The UK is suffering at the hands of the “outright incompetence” of government ministers, leading economists have said.
The Organisation for Economic Co-operation and Development (OECD) forecasted that Britain will rank bottom of the growth league table for major economies for the next two years in succession.
Britain’s prospects were sharply downgraded by the intergovernmental think tank, which forecast GDP will shrink by 0.4 per cent in 2023 and grow by just 0.2 per cent in 2024. As recently as September, it was expecting the UK economy to flatline next year.
The Financial Times’ annual survey of leading economists also revealed that the UK will face one of the worst recessions and slowest recoveries in the G7.
More than four-fifths of the UK-based economists surveyed expected Britain to lag behind its peers in 2023, with a “significant minority” saying the country was “suffering from ministers’ outright incompetence.”
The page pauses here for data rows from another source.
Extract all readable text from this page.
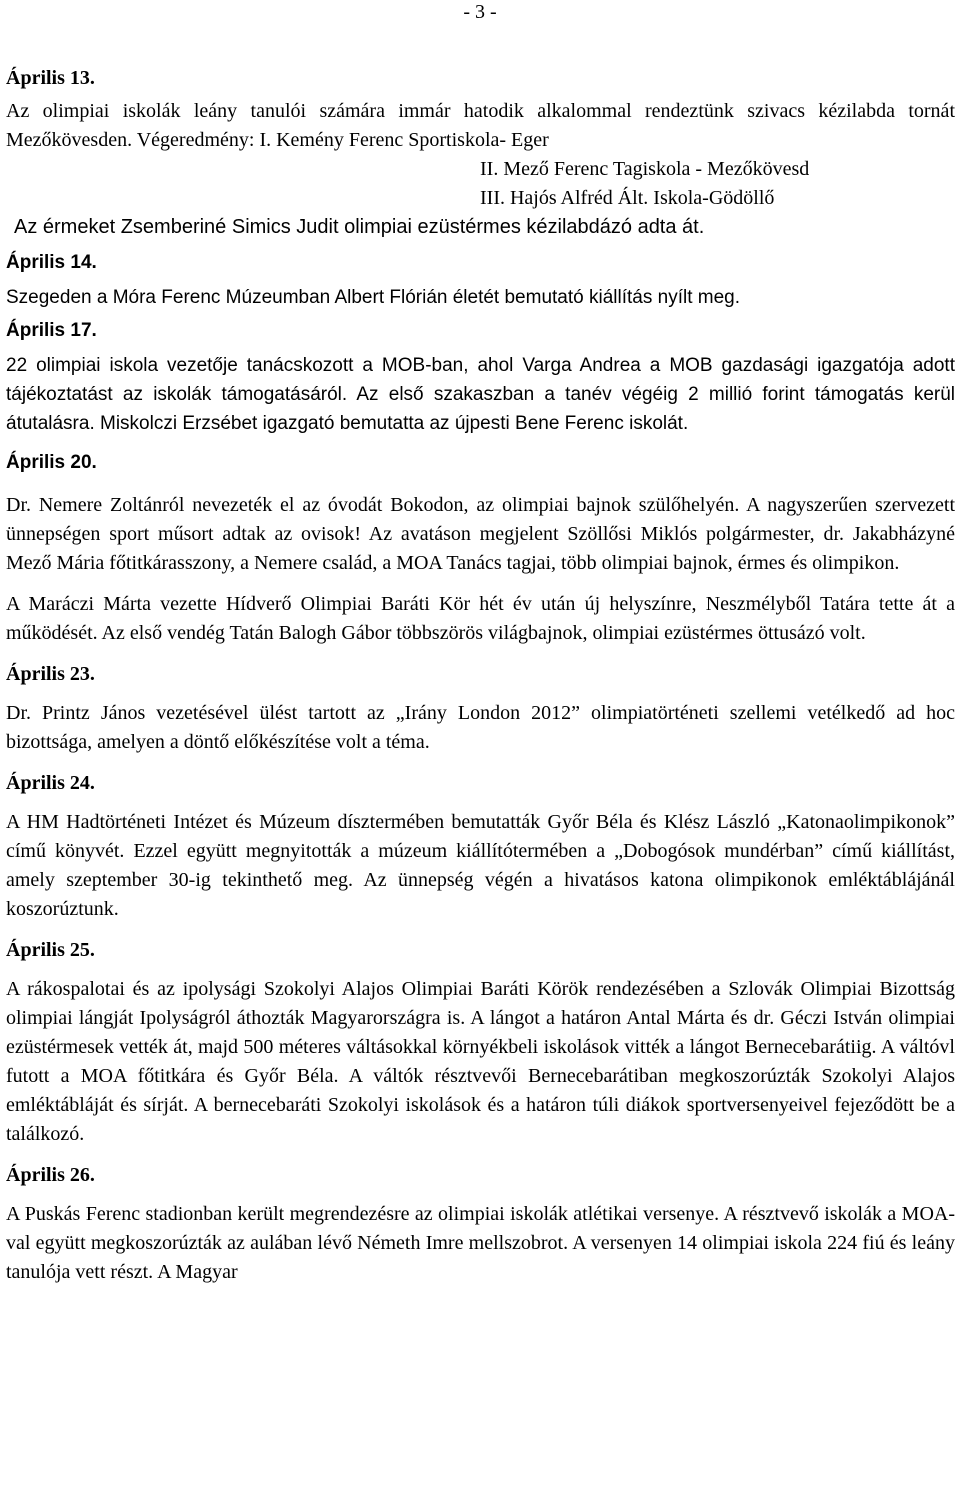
- 3 -

Április 13.

Az olimpiai iskolák leány tanulói számára immár hatodik alkalommal rendeztünk szivacs kézilabda tornát Mezőkövesden. Végeredmény: I. Kemény Ferenc Sportiskola- Eger

II. Mező Ferenc Tagiskola - Mezőkövesd

III. Hajós Alfréd Ált. Iskola-Gödöllő

Az érmeket Zsemberiné Simics Judit olimpiai ezüstérmes kézilabdázó adta át.

Április 14.

Szegeden a Móra Ferenc Múzeumban Albert Flórián életét bemutató kiállítás nyílt meg.

Április 17.

22 olimpiai iskola vezetője tanácskozott a MOB-ban, ahol Varga Andrea a MOB gazdasági igazgatója adott tájékoztatást az iskolák támogatásáról. Az első szakaszban a tanév végéig 2 millió forint támogatás kerül átutalásra. Miskolczi Erzsébet igazgató bemutatta az újpesti Bene Ferenc iskolát.

Április 20.

Dr. Nemere Zoltánról nevezeték el az óvodát Bokodon, az olimpiai bajnok szülőhelyén. A nagyszerűen szervezett ünnepségen sport műsort adtak az ovisok! Az avatáson megjelent Szöllősi Miklós polgármester, dr. Jakabházyné Mező Mária főtitkárasszony, a Nemere család, a MOA Tanács tagjai, több olimpiai bajnok, érmes és olimpikon.

A Maráczi Márta vezette Hídverő Olimpiai Baráti Kör hét év után új helyszínre, Neszmélyből Tatára tette át a működését. Az első vendég Tatán Balogh Gábor többszörös világbajnok, olimpiai ezüstérmes öttusázó volt.

Április 23.

Dr. Printz János vezetésével ülést tartott az „Irány London 2012” olimpiatörténeti szellemi vetélkedő ad hoc bizottsága, amelyen a döntő előkészítése volt a téma.

Április 24.

A HM Hadtörténeti Intézet és Múzeum dísztermében bemutatták Győr Béla és Klész László „Katonaolimpikonok” című könyvét. Ezzel együtt megnyitották a múzeum kiállítótermében a „Dobogósok mundérban” című kiállítást, amely szeptember 30-ig tekinthető meg. Az ünnepség végén a hivatásos katona olimpikonok emléktáblájánál koszorúztunk.

Április 25.

A rákospalotai és az ipolysági Szokolyi Alajos Olimpiai Baráti Körök rendezésében a Szlovák Olimpiai Bizottság olimpiai lángját Ipolyságról áthozták Magyarországra is. A lángot a határon Antal Márta és dr. Géczi István olimpiai ezüstérmesek vették át, majd 500 méteres váltásokkal környékbeli iskolások vitték a lángot Bernecebarátiig. A váltóvl futott a MOA főtitkára és Győr Béla. A váltók résztvevői Bernecebarátiban megkoszorúzták Szokolyi Alajos emléktábláját és sírját. A bernecebaráti Szokolyi iskolások és a határon túli diákok sportversenyeivel fejeződött be a találkozó.

Április 26.

A Puskás Ferenc stadionban került megrendezésre az olimpiai iskolák atlétikai versenye. A résztvevő iskolák a MOA-val együtt megkoszorúzták az aulában lévő Németh Imre mellszobrot. A versenyen 14 olimpiai iskola 224 fiú és leány tanulója vett részt. A Magyar
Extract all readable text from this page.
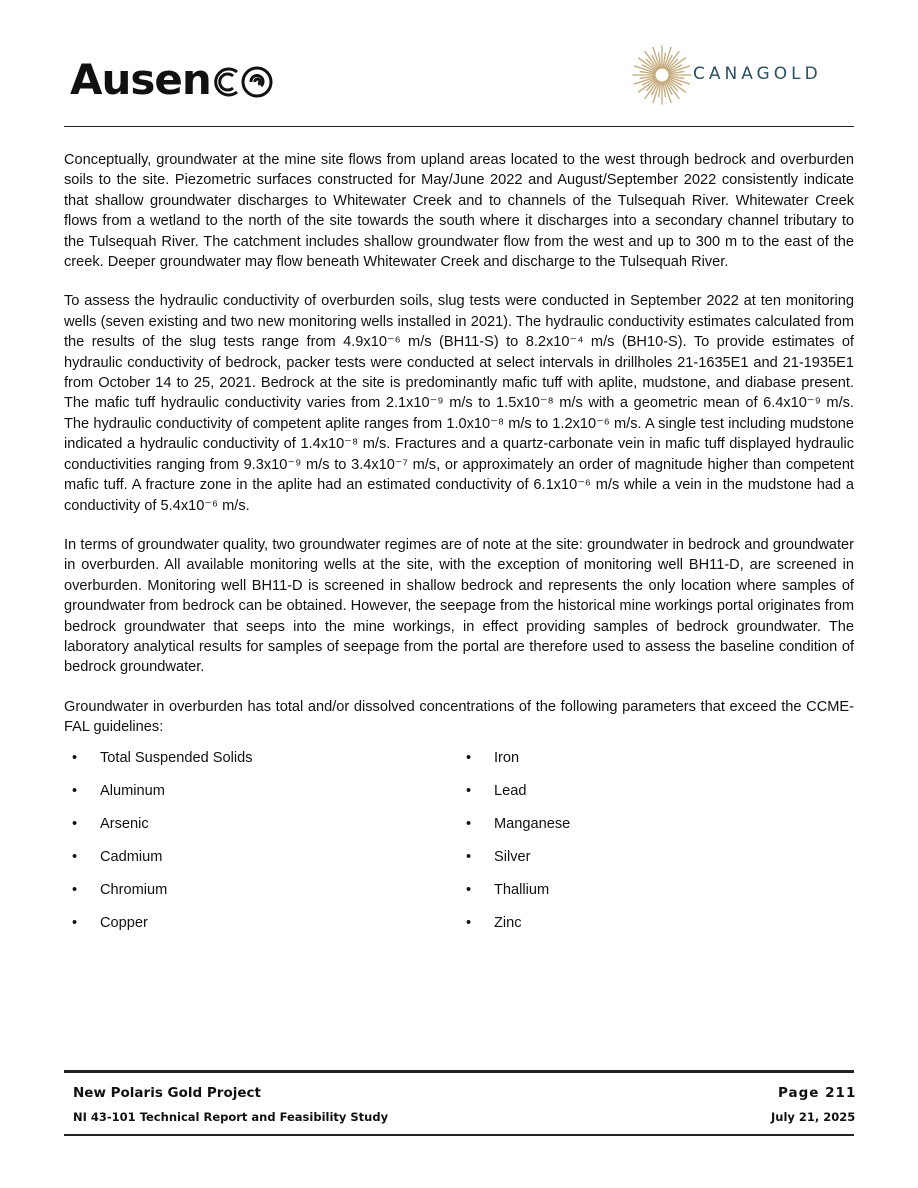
Ausen	CANAGOLD

Conceptually, groundwater at the mine site flows from upland areas located to the west through bedrock and overburden soils to the site. Piezometric surfaces constructed for May/June 2022 and August/September 2022 consistently indicate that shallow groundwater discharges to Whitewater Creek and to channels of the Tulsequah River. Whitewater Creek flows from a wetland to the north of the site towards the south where it discharges into a secondary channel tributary to the Tulsequah River. The catchment includes shallow groundwater flow from the west and up to 300 m to the east of the creek. Deeper groundwater may flow beneath Whitewater Creek and discharge to the Tulsequah River.

To assess the hydraulic conductivity of overburden soils, slug tests were conducted in September 2022 at ten monitoring wells (seven existing and two new monitoring wells installed in 2021). The hydraulic conductivity estimates calculated from the results of the slug tests range from 4.9x10⁻⁶ m/s (BH11-S) to 8.2x10⁻⁴ m/s (BH10-S). To provide estimates of hydraulic conductivity of bedrock, packer tests were conducted at select intervals in drillholes 21-1635E1 and 21-1935E1 from October 14 to 25, 2021. Bedrock at the site is predominantly mafic tuff with aplite, mudstone, and diabase present. The mafic tuff hydraulic conductivity varies from 2.1x10⁻⁹ m/s to 1.5x10⁻⁸ m/s with a geometric mean of 6.4x10⁻⁹ m/s. The hydraulic conductivity of competent aplite ranges from 1.0x10⁻⁸ m/s to 1.2x10⁻⁶ m/s. A single test including mudstone indicated a hydraulic conductivity of 1.4x10⁻⁸ m/s. Fractures and a quartz-carbonate vein in mafic tuff displayed hydraulic conductivities ranging from 9.3x10⁻⁹ m/s to 3.4x10⁻⁷ m/s, or approximately an order of magnitude higher than competent mafic tuff. A fracture zone in the aplite had an estimated conductivity of 6.1x10⁻⁶ m/s while a vein in the mudstone had a conductivity of 5.4x10⁻⁶ m/s.

In terms of groundwater quality, two groundwater regimes are of note at the site: groundwater in bedrock and groundwater in overburden. All available monitoring wells at the site, with the exception of monitoring well BH11-D, are screened in overburden. Monitoring well BH11-D is screened in shallow bedrock and represents the only location where samples of groundwater from bedrock can be obtained. However, the seepage from the historical mine workings portal originates from bedrock groundwater that seeps into the mine workings, in effect providing samples of bedrock groundwater. The laboratory analytical results for samples of seepage from the portal are therefore used to assess the baseline condition of bedrock groundwater.

Groundwater in overburden has total and/or dissolved concentrations of the following parameters that exceed the CCME-FAL guidelines:

• Total Suspended Solids
• Aluminum
• Arsenic
• Cadmium
• Chromium
• Copper
• Iron
• Lead
• Manganese
• Silver
• Thallium
• Zinc
New Polaris Gold Project
NI 43-101 Technical Report and Feasibility Study
Page 211
July 21, 2025
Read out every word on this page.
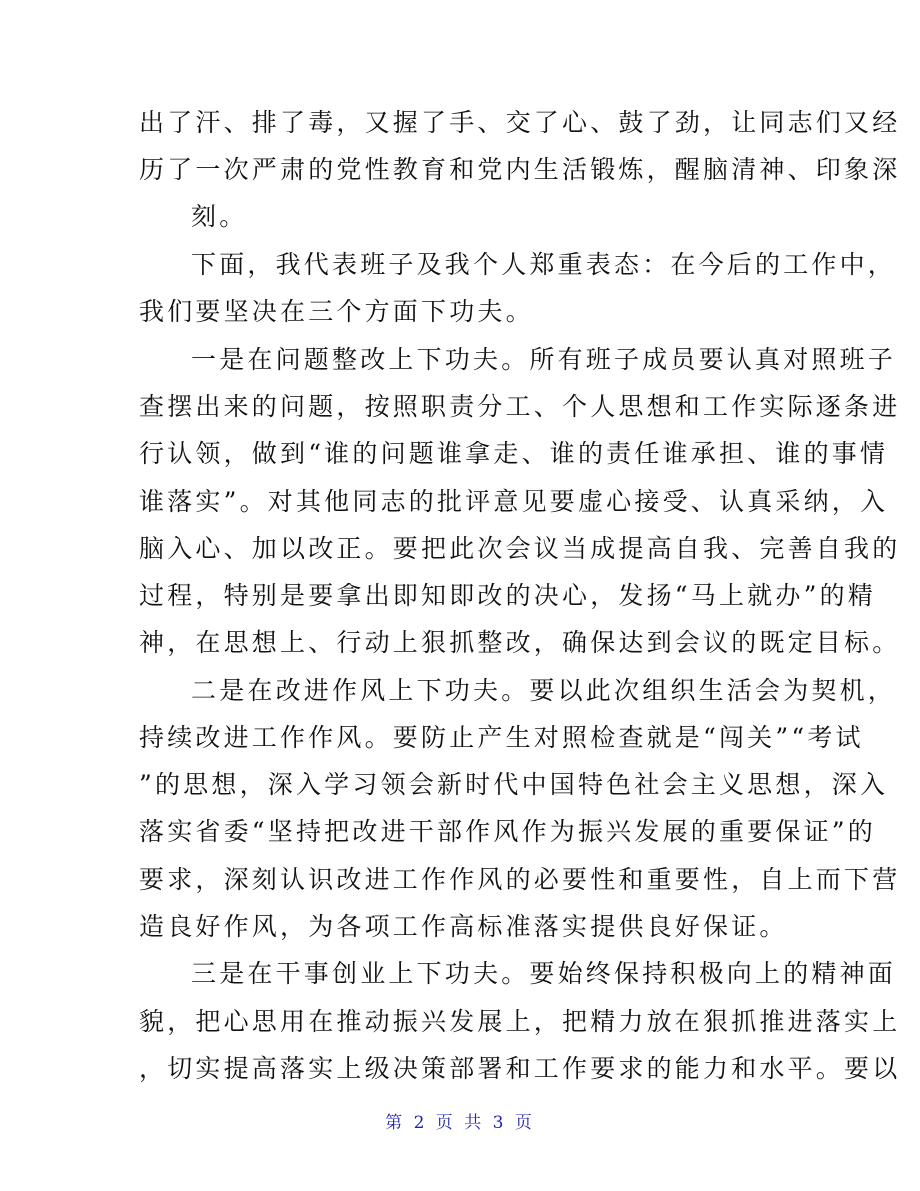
出了汗、排了毒，又握了手、交了心、鼓了劲，让同志们又经
历了一次严肃的党性教育和党内生活锻炼，醒脑清神、印象深
刻。
下面，我代表班子及我个人郑重表态：在今后的工作中，
我们要坚决在三个方面下功夫。
一是在问题整改上下功夫。所有班子成员要认真对照班子
查摆出来的问题，按照职责分工、个人思想和工作实际逐条进
行认领，做到“谁的问题谁拿走、谁的责任谁承担、谁的事情
谁落实”。对其他同志的批评意见要虚心接受、认真采纳，入
脑入心、加以改正。要把此次会议当成提高自我、完善自我的
过程，特别是要拿出即知即改的决心，发扬“马上就办”的精
神，在思想上、行动上狠抓整改，确保达到会议的既定目标。
二是在改进作风上下功夫。要以此次组织生活会为契机，
持续改进工作作风。要防止产生对照检查就是“闯关”“考试
”的思想，深入学习领会新时代中国特色社会主义思想，深入
落实省委“坚持把改进干部作风作为振兴发展的重要保证”的
要求，深刻认识改进工作作风的必要性和重要性，自上而下营
造良好作风，为各项工作高标准落实提供良好保证。
三是在干事创业上下功夫。要始终保持积极向上的精神面
貌，把心思用在推动振兴发展上，把精力放在狠抓推进落实上
，切实提高落实上级决策部署和工作要求的能力和水平。要以
第 2 页 共 3 页
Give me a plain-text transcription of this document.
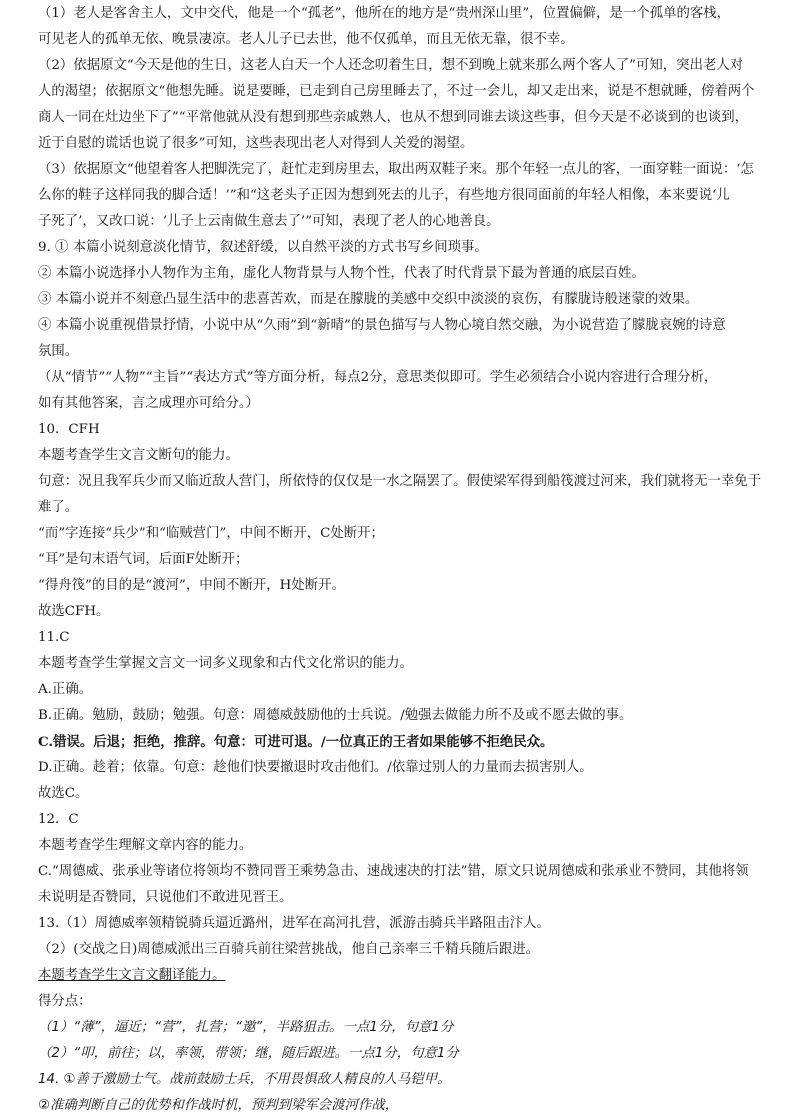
（1）老人是客舍主人，文中交代，他是一个“孤老”，他所在的地方是“贵州深山里”，位置偏僻，是一个孤单的客栈，
可见老人的孤单无依、晚景凄凉。老人儿子已去世，他不仅孤单，而且无依无靠，很不幸。
（2）依据原文“今天是他的生日，这老人白天一个人还念叨着生日，想不到晚上就来那么两个客人了”可知，突出老人对
人的渴望；依据原文“他想先睡。说是要睡，已走到自己房里睡去了，不过一会儿，却又走出来，说是不想就睡，傍着两个
商人一同在灶边坐下了”“平常他就从没有想到那些亲戚熟人，也从不想到同谁去谈这些事，但今天是不必谈到的也谈到，
近于自慰的谎话也说了很多”可知，这些表现出老人对得到人关爱的渴望。
（3）依据原文“他望着客人把脚洗完了，赶忙走到房里去，取出两双鞋子来。那个年轻一点儿的客，一面穿鞋一面说：‘怎
么你的鞋子这样同我的脚合适！’”和“这老头子正因为想到死去的儿子，有些地方很同面前的年轻人相像，本来要说‘儿
子死了’，又改口说：‘儿子上云南做生意去了’”可知，表现了老人的心地善良。
9. ① 本篇小说刻意淡化情节，叙述舒缓，以自然平淡的方式书写乡间琐事。
② 本篇小说选择小人物作为主角，虚化人物背景与人物个性，代表了时代背景下最为普通的底层百姓。
③ 本篇小说并不刻意凸显生活中的悲喜苦欢，而是在朦胧的美感中交织中淡淡的哀伤，有朦胧诗般迷蒙的效果。
④ 本篇小说重视借景抒情，小说中从“久雨”到“新晴”的景色描写与人物心境自然交融，为小说营造了朦胧哀婉的诗意
氛围。
（从“情节”“人物”“主旨”“表达方式”等方面分析，每点2分，意思类似即可。学生必须结合小说内容进行合理分析，
如有其他答案，言之成理亦可给分。）
10．CFH
本题考查学生文言文断句的能力。
句意：况且我军兵少而又临近敌人营门，所依恃的仅仅是一水之隔罢了。假使梁军得到船筏渡过河来，我们就将无一幸免于
难了。
“而”字连接“兵少”和“临贼营门”，中间不断开，C处断开；
“耳”是句末语气词，后面F处断开；
“得舟筏”的目的是“渡河”，中间不断开，H处断开。
故选CFH。
11.C
本题考查学生掌握文言文一词多义现象和古代文化常识的能力。
A.正确。
B.正确。勉励，鼓励；勉强。句意：周德威鼓励他的士兵说。/勉强去做能力所不及或不愿去做的事。
C.错误。后退；拒绝，推辞。句意：可进可退。/一位真正的王者如果能够不拒绝民众。
D.正确。趁着；依靠。句意：趁他们快要撤退时攻击他们。/依靠过别人的力量而去损害别人。
故选C。
12．C
本题考查学生理解文章内容的能力。
C.“周德威、张承业等诸位将领均不赞同晋王乘势急击、速战速决的打法”错，原文只说周德威和张承业不赞同，其他将领
未说明是否赞同，只说他们不敢进见晋王。
13.（1）周德威率领精锐骑兵逼近潞州，进军在高河扎营，派游击骑兵半路阻击汴人。
（2）(交战之日)周德威派出三百骑兵前往梁营挑战，他自己亲率三千精兵随后跟进。
本题考查学生文言文翻译能力。
得分点：
（1）“薄”，逼近；“营”，扎营；“邀”，半路狙击。一点1分，句意1分
（2）“叩，前往；以，率领，带领；继，随后跟进。一点1分，句意1分
14. ①善于激励士气。战前鼓励士兵，不用畏惧敌人精良的人马铠甲。
②准确判断自己的优势和作战时机，预判到梁军会渡河作战，
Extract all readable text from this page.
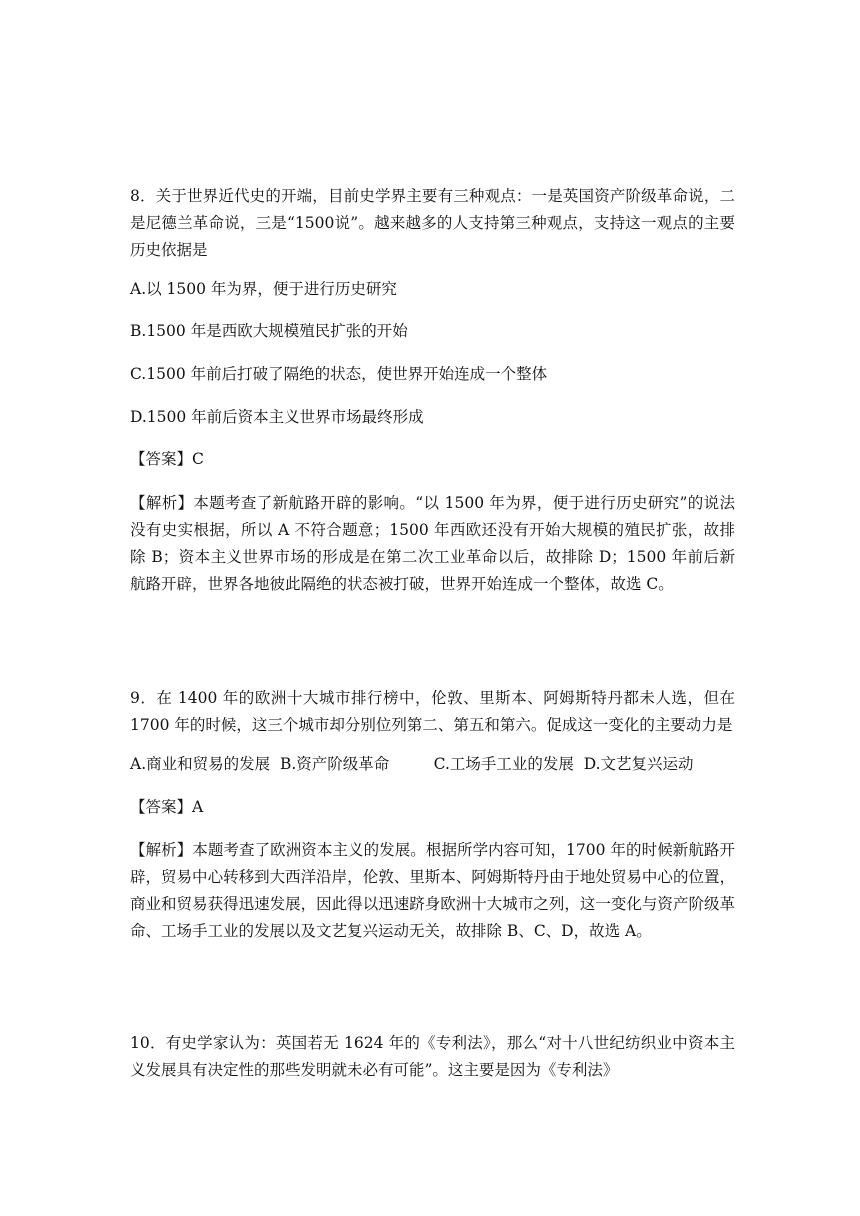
8．关于世界近代史的开端，目前史学界主要有三种观点：一是英国资产阶级革命说，二是尼德兰革命说，三是“1500说”。越来越多的人支持第三种观点，支持这一观点的主要历史依据是

A.以 1500 年为界，便于进行历史研究

B.1500 年是西欧大规模殖民扩张的开始

C.1500 年前后打破了隔绝的状态，使世界开始连成一个整体

D.1500 年前后资本主义世界市场最终形成

【答案】C

【解析】本题考查了新航路开辟的影响。“以 1500 年为界，便于进行历史研究”的说法没有史实根据，所以 A 不符合题意；1500 年西欧还没有开始大规模的殖民扩张，故排除 B；资本主义世界市场的形成是在第二次工业革命以后，故排除 D；1500 年前后新航路开辟，世界各地彼此隔绝的状态被打破，世界开始连成一个整体，故选 C。

9．在 1400 年的欧洲十大城市排行榜中，伦敦、里斯本、阿姆斯特丹都未人选，但在 1700 年的时候，这三个城市却分别位列第二、第五和第六。促成这一变化的主要动力是

A.商业和贸易的发展  B.资产阶级革命         C.工场手工业的发展  D.文艺复兴运动

【答案】A

【解析】本题考查了欧洲资本主义的发展。根据所学内容可知，1700 年的时候新航路开辟，贸易中心转移到大西洋沿岸，伦敦、里斯本、阿姆斯特丹由于地处贸易中心的位置，商业和贸易获得迅速发展，因此得以迅速跻身欧洲十大城市之列，这一变化与资产阶级革命、工场手工业的发展以及文艺复兴运动无关，故排除 B、C、D，故选 A。

10．有史学家认为：英国若无 1624 年的《专利法》，那么“对十八世纪纺织业中资本主义发展具有决定性的那些发明就未必有可能”。这主要是因为《专利法》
“The 2023 recession will feel much worse than the economic impact of the pandemic,” said John Philpott, an independent labour market economist while others described the outlook for consumers as “tough”, “bleak”, “grim”, “terrible”.
While the UK was not alone in facing the recession, the economists warned that Britain faced unique issues. Firstly, because the UK is unusually exposed to the global surge in energy prices and interest rates — with a reliance on gas that is not matched by storage capacity.
Secondly, the UK faces unique labour shortages in that its workforce has shrunk unusually since the pandemic.
Charlie Bean, a former Bank of England chief economist, said high inflation was likely to be more persistent in the UK than elsewhere because its labour market was “unsustainably tight even in the absence of the Ukraine shock”.
Anna Leach, deputy chief economist at the CBI, said this would “continue to apply a brake to growth for companies, drive industrial unrest and push up domestically-generated inflation”.
“The UK suffers from an energy shock as bad as Europe’s, an inflation problem . . . as bad as the US and a unique problem of lack of labour supply from the combination of Brexit and the NHS crisis,” said Ricardo Reis, a professor at the London School of Economics.
It comes as the first set of strikes have already begun in the UK with rail workers taking action across the country as workers are set to return to their offices.
Rail union boss Mick Lynch accused transport secretary Mark Harper of “not telling the truth” about the negotiations aimed at ending train strikes, as five days of fresh industrial action begins.
The Tory cabinet minister denied claims by the Rail, Maritime and Transport union (RMT) leader that the government had blocked a deal before Christmas – insisting it “absolutely isn’t true”.
But Mr Lynch said Mr Harper’s department had intervened by inserting “eight or nine” conditions – including driver-only trains – to thwart a settlement over pay and conditions.
Told that the transport secretary denied the claim, the RMT leader told Sky News: “Well he’s not telling you the truth … He can deny it all he likes – it doesn’t mean it’s not true.”
Mr Lynch said: “We were making progress with the train operating companies, and then on one Sunday afternoon before strike action they decided to torpedo talks by putting conditions on the negotiations that they knew we could never accept.”